Рокфеллеры осуждали моду богатых американцев выдавать дочерей замуж за титулованных европейцев и одобряли Маккормиков как строгую богобоязненную семью промышленников. Как наследнику состояния, Гарольду Маккормику не приходилось смягчать подозрения, которые, возможно, бросили бы тень на другого претендента на руку Эдит, и Джон, и Сетти нашли признаки его склонности к роскоши. Он был спортивным человеком, с яркими голубыми глазами и мечтательным взглядом, носил ювелирные запонки и расшитые жилеты. На фоне сдержанных родителей жены он выделялся свободной открытой манерой. Но при этом он хорошо ладил со Старшим и был единственным зятем, которому позволялось курить в присутствии Сетти.

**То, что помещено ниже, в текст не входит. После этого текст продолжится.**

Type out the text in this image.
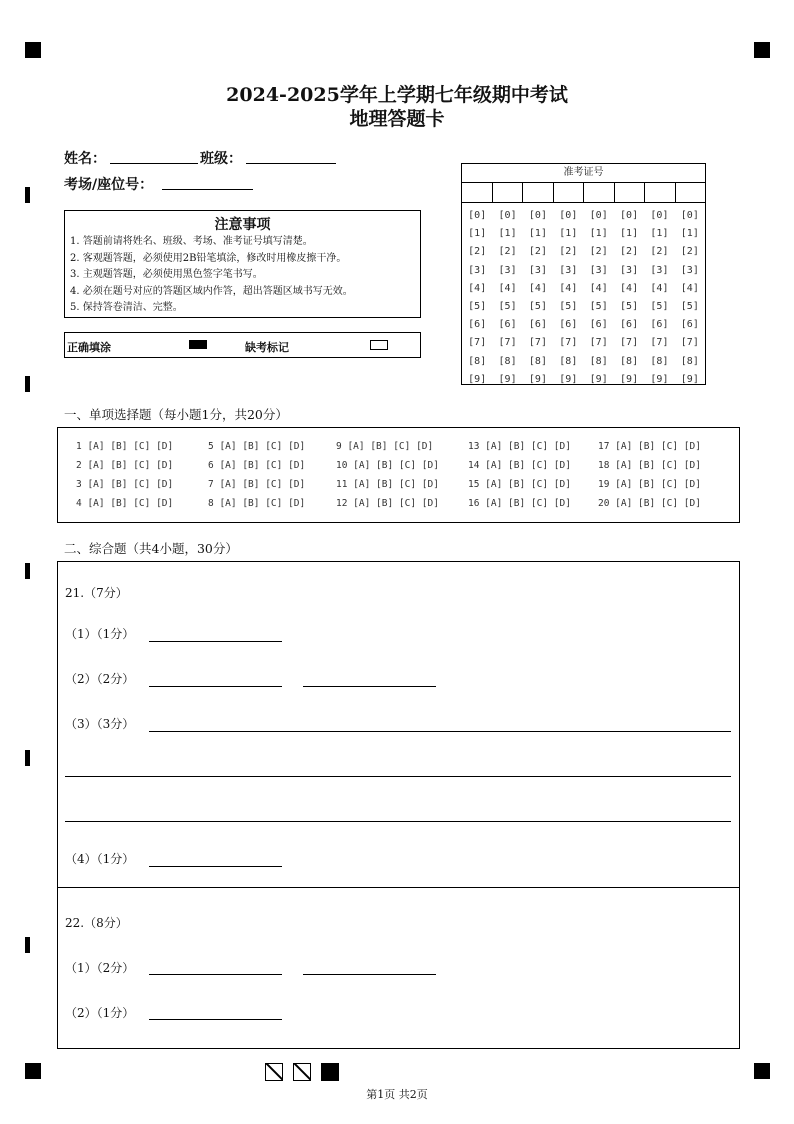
2024-2025学年上学期七年级期中考试
地理答题卡
姓名：	班级：
考场/座位号：
注意事项
1. 答题前请将姓名、班级、考场、准考证号填写清楚。
2. 客观题答题，必须使用2B铅笔填涂，修改时用橡皮擦干净。
3. 主观题答题，必须使用黑色签字笔书写。
4. 必须在题号对应的答题区域内作答，超出答题区域书写无效。
5. 保持答卷清洁、完整。
正确填涂	缺考标记
准考证号
[0]
[1]
[2]
[3]
[4]
[5]
[6]
[7]
[8]
[9]
[0]
[1]
[2]
[3]
[4]
[5]
[6]
[7]
[8]
[9]
[0]
[1]
[2]
[3]
[4]
[5]
[6]
[7]
[8]
[9]
[0]
[1]
[2]
[3]
[4]
[5]
[6]
[7]
[8]
[9]
[0]
[1]
[2]
[3]
[4]
[5]
[6]
[7]
[8]
[9]
[0]
[1]
[2]
[3]
[4]
[5]
[6]
[7]
[8]
[9]
[0]
[1]
[2]
[3]
[4]
[5]
[6]
[7]
[8]
[9]
[0]
[1]
[2]
[3]
[4]
[5]
[6]
[7]
[8]
[9]
一、单项选择题（每小题1分，共20分）
1 [A] [B] [C] [D]
2 [A] [B] [C] [D]
3 [A] [B] [C] [D]
4 [A] [B] [C] [D]
5 [A] [B] [C] [D]
6 [A] [B] [C] [D]
7 [A] [B] [C] [D]
8 [A] [B] [C] [D]
9 [A] [B] [C] [D]
10 [A] [B] [C] [D]
11 [A] [B] [C] [D]
12 [A] [B] [C] [D]
13 [A] [B] [C] [D]
14 [A] [B] [C] [D]
15 [A] [B] [C] [D]
16 [A] [B] [C] [D]
17 [A] [B] [C] [D]
18 [A] [B] [C] [D]
19 [A] [B] [C] [D]
20 [A] [B] [C] [D]
二、综合题（共4小题，30分）
21.（7分）
（1）（1分）
（2）（2分）
（3）（3分）
（4）（1分）
22.（8分）
（1）（2分）
（2）（1分）
第1页 共2页
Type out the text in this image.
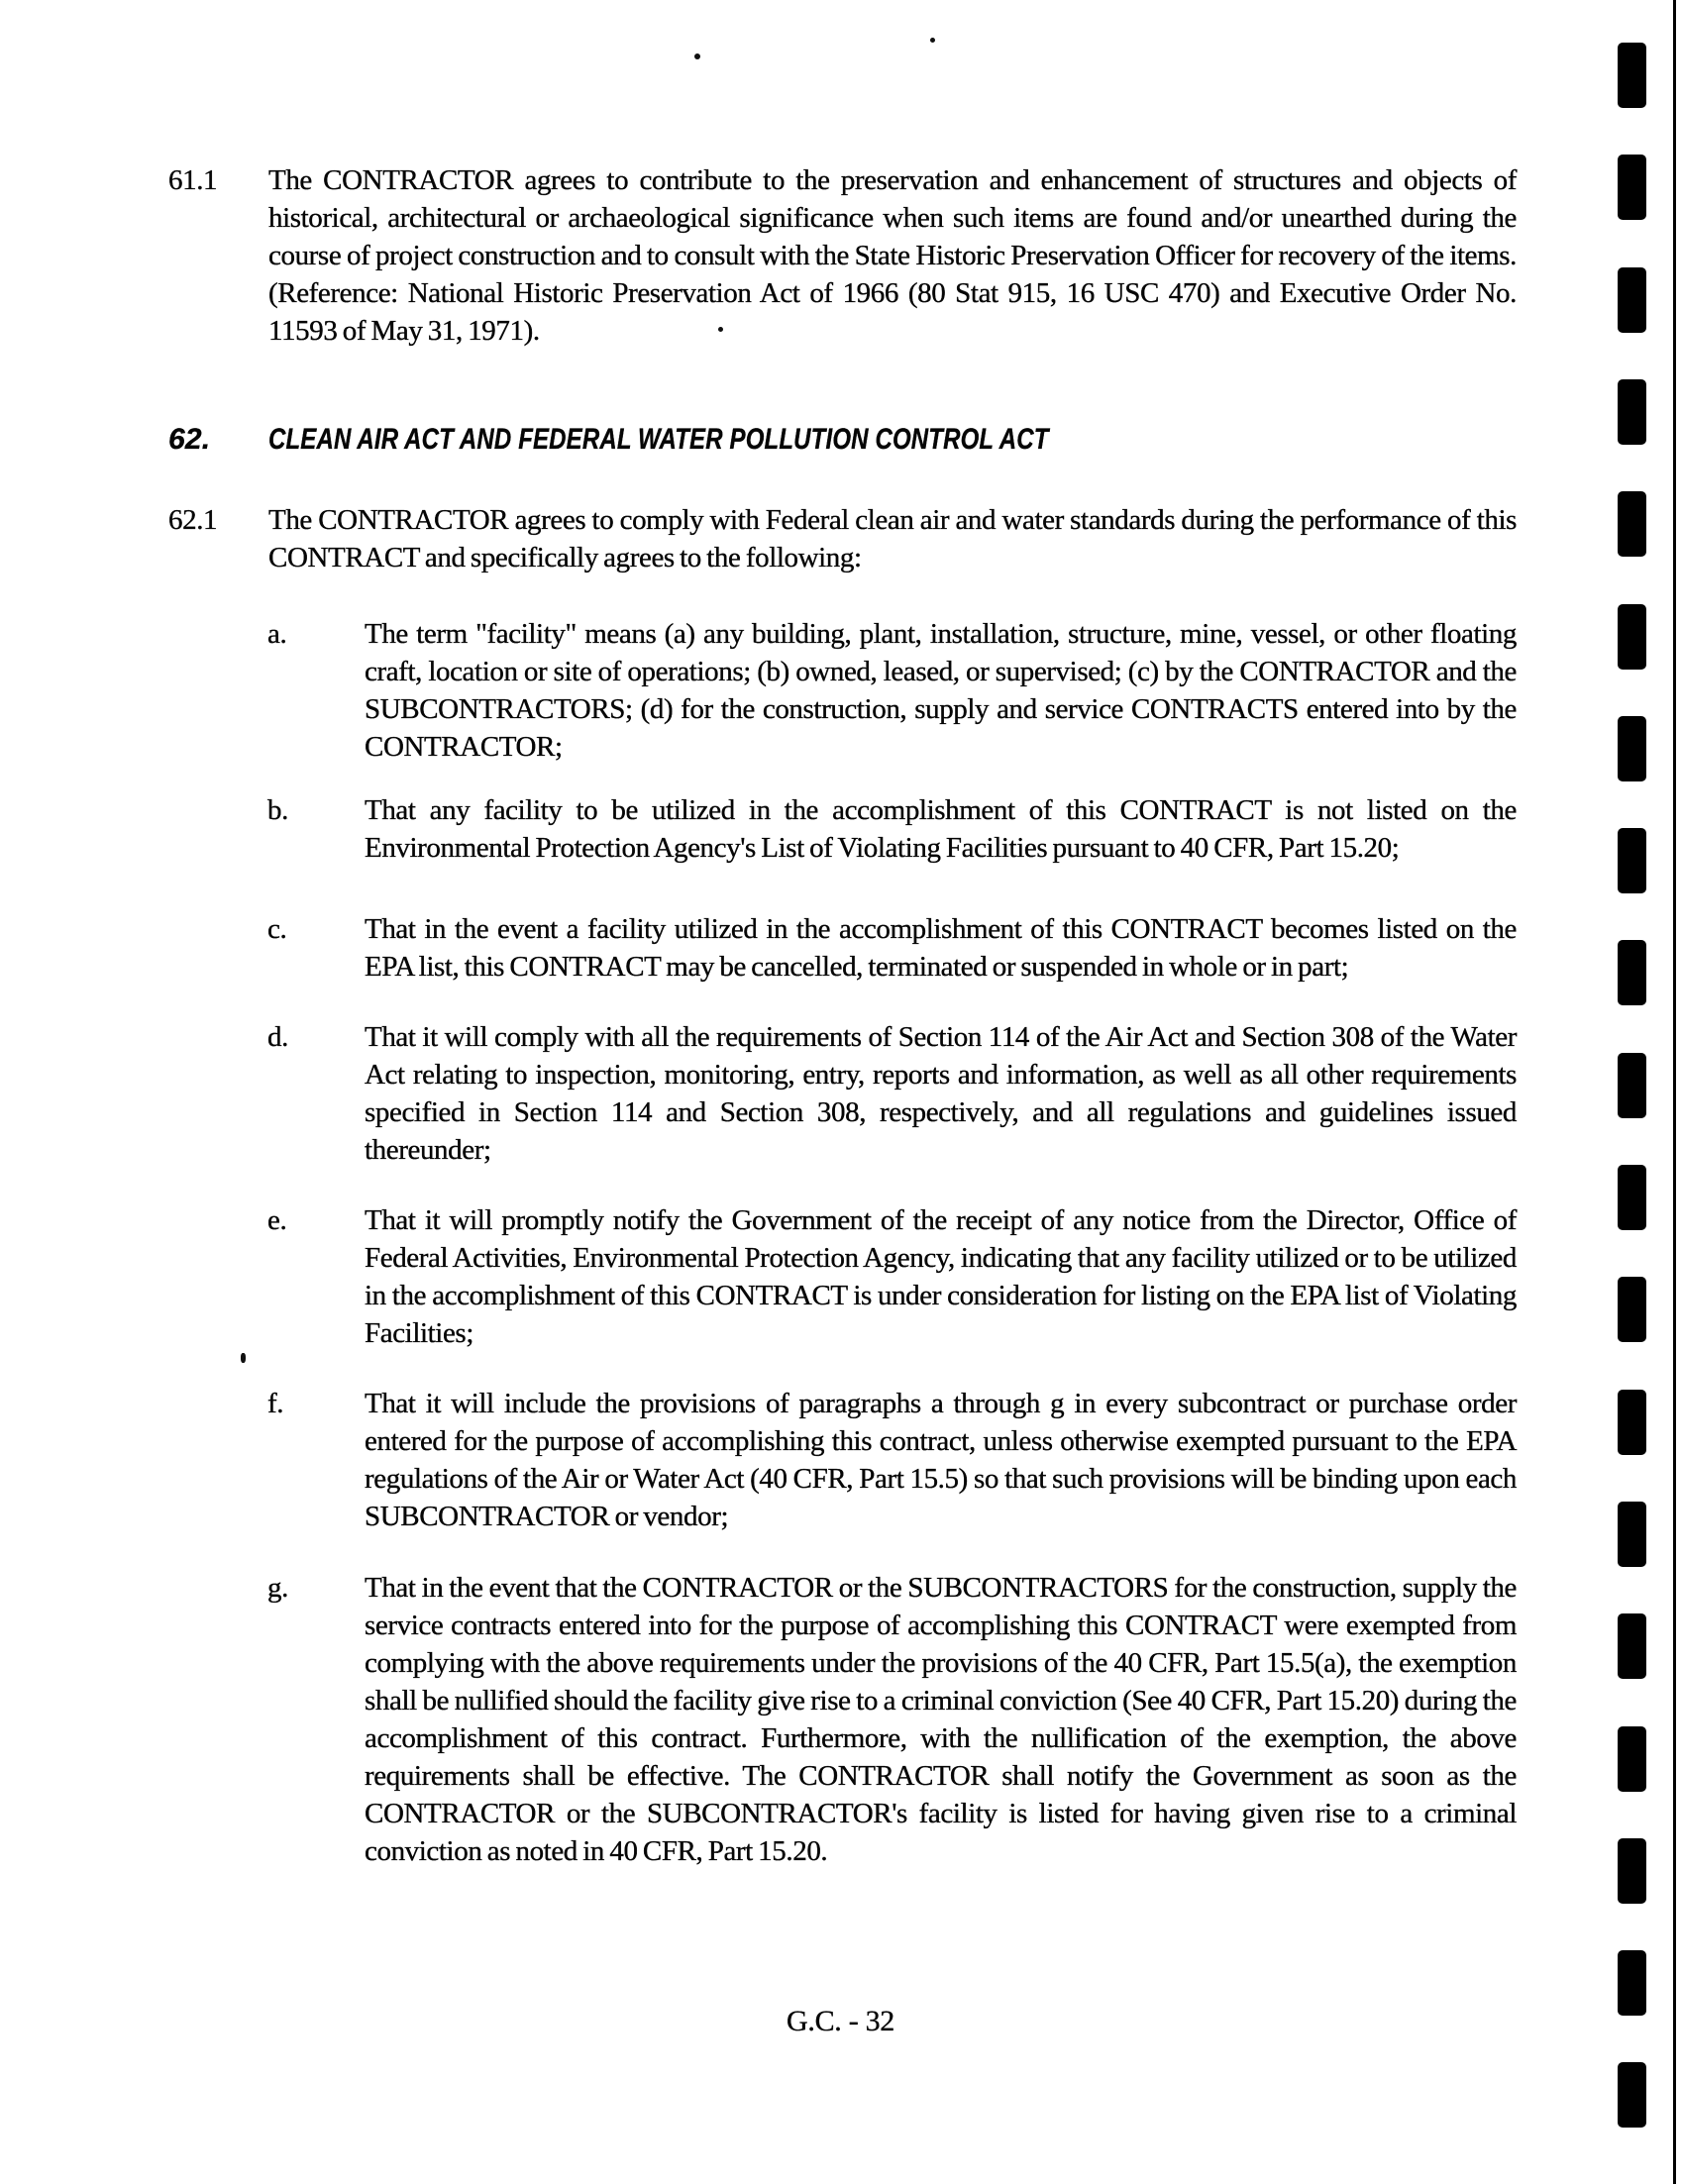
61.1	The CONTRACTOR agrees to contribute to the preservation and enhancement of structures and objects of historical, architectural or archaeological significance when such items are found and/or unearthed during the course of project construction and to consult with the State Historic Preservation Officer for recovery of the items. (Reference: National Historic Preservation Act of 1966 (80 Stat 915, 16 USC 470) and Executive Order No. 11593 of May 31, 1971).

62.	CLEAN AIR ACT AND FEDERAL WATER POLLUTION CONTROL ACT
62.1	The CONTRACTOR agrees to comply with Federal clean air and water standards during the performance of this CONTRACT and specifically agrees to the following:

a.	The term "facility" means (a) any building, plant, installation, structure, mine, vessel, or other floating craft, location or site of operations; (b) owned, leased, or supervised; (c) by the CONTRACTOR and the SUBCONTRACTORS; (d) for the construction, supply and service CONTRACTS entered into by the CONTRACTOR;

b.	That any facility to be utilized in the accomplishment of this CONTRACT is not listed on the Environmental Protection Agency's List of Violating Facilities pursuant to 40 CFR, Part 15.20;

c.	That in the event a facility utilized in the accomplishment of this CONTRACT becomes listed on the EPA list, this CONTRACT may be cancelled, terminated or suspended in whole or in part;

d.	That it will comply with all the requirements of Section 114 of the Air Act and Section 308 of the Water Act relating to inspection, monitoring, entry, reports and information, as well as all other requirements specified in Section 114 and Section 308, respectively, and all regulations and guidelines issued thereunder;

e.	That it will promptly notify the Government of the receipt of any notice from the Director, Office of Federal Activities, Environmental Protection Agency, indicating that any facility utilized or to be utilized in the accomplishment of this CONTRACT is under consideration for listing on the EPA list of Violating Facilities;

f.	That it will include the provisions of paragraphs a through g in every subcontract or purchase order entered for the purpose of accomplishing this contract, unless otherwise exempted pursuant to the EPA regulations of the Air or Water Act (40 CFR, Part 15.5) so that such provisions will be binding upon each SUBCONTRACTOR or vendor;

g.	That in the event that the CONTRACTOR or the SUBCONTRACTORS for the construction, supply the service contracts entered into for the purpose of accomplishing this CONTRACT were exempted from complying with the above requirements under the provisions of the 40 CFR, Part 15.5(a), the exemption shall be nullified should the facility give rise to a criminal conviction (See 40 CFR, Part 15.20) during the accomplishment of this contract. Furthermore, with the nullification of the exemption, the above requirements shall be effective. The CONTRACTOR shall notify the Government as soon as the CONTRACTOR or the SUBCONTRACTOR's facility is listed for having given rise to a criminal conviction as noted in 40 CFR, Part 15.20.

G.C. - 32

Единственные опасения, которые имелись у Джона и Сетти по поводу свадьбы, были связаны с тем, что Гарольд пил. Несколько раз до свадьбы Рокфеллер пытался выжать из него обещание воздержаться от спиртного, но Гарольд каждый раз твердо отказывался. «Я не сомневаюсь, мы разделяем одни взгляды на разрушение, которое крепкие напитки несут миру, и на личную ответственность касательно этого, но я убежден, что для меня обещание на всю жизнь не будет к лучшему», – ответил Гарольд Рокфеллеру за два месяца до свадьбы. В качестве уступки он ненадолго победил свое пристрастие, прекратил пить. Старший опять получал угрозы, и Гарольд завершил записку, добавив: «Я огорчен, что тема эта возобновлена как раз в то время, когда вы, а значит и мы, имеем столько волнений и беспокойства по причине угроз»73.

В ноябре 1895 года Эдит и Гарольд должны были пожениться в Баптистской церкви на Пятой авеню на Манхэттене, но Гарольд простудился, и церемонию перенесли в отель «Бакингхэм». Перед церемонией Старший послал за дочерью, сказав, что им нужно в последней раз конфиденциально поговорить. Они остались наедине, вспоминала Эдит в более позднем интервью, и он сказал в своей исключительной манере: «Я привел тебя сюда, чтобы изложить просьбу, близкую моему сердцу, и просьбу, тщательно обдуманную». «Да, отец, – ответила Эдит, – но почему так серьезно… что за просьба так тебя волнует?» «Вот какая, дочь. Я хочу, чтобы ты обещала никогда не подавать алкогольных напитков в твоем доме… Обещай мне это и ни разу не пожалеешь». Как вспоминала Эдит: «Не подумав, я ответила «Ну конечно, отец», – и сразу же засмеялась над торжественностью, казалось бы, столь тривиальной просьбы»74. Заключив соглашение, отец и дочь начали церемонию, Эдит вошла в церковь, держась за руку отца, в тиаре из бриллиантов и изумрудов, подаренной ей Гарольдом. В прессе Эдит назвали «Принцессой «Стандард Ойл», а Гарольда «Принцем «Интернэшнл харвестер». Впоследствии Эдит была известна как Эдит Рокфеллер – Маккормик, что означало, что она планирует сохранить свои права и личность.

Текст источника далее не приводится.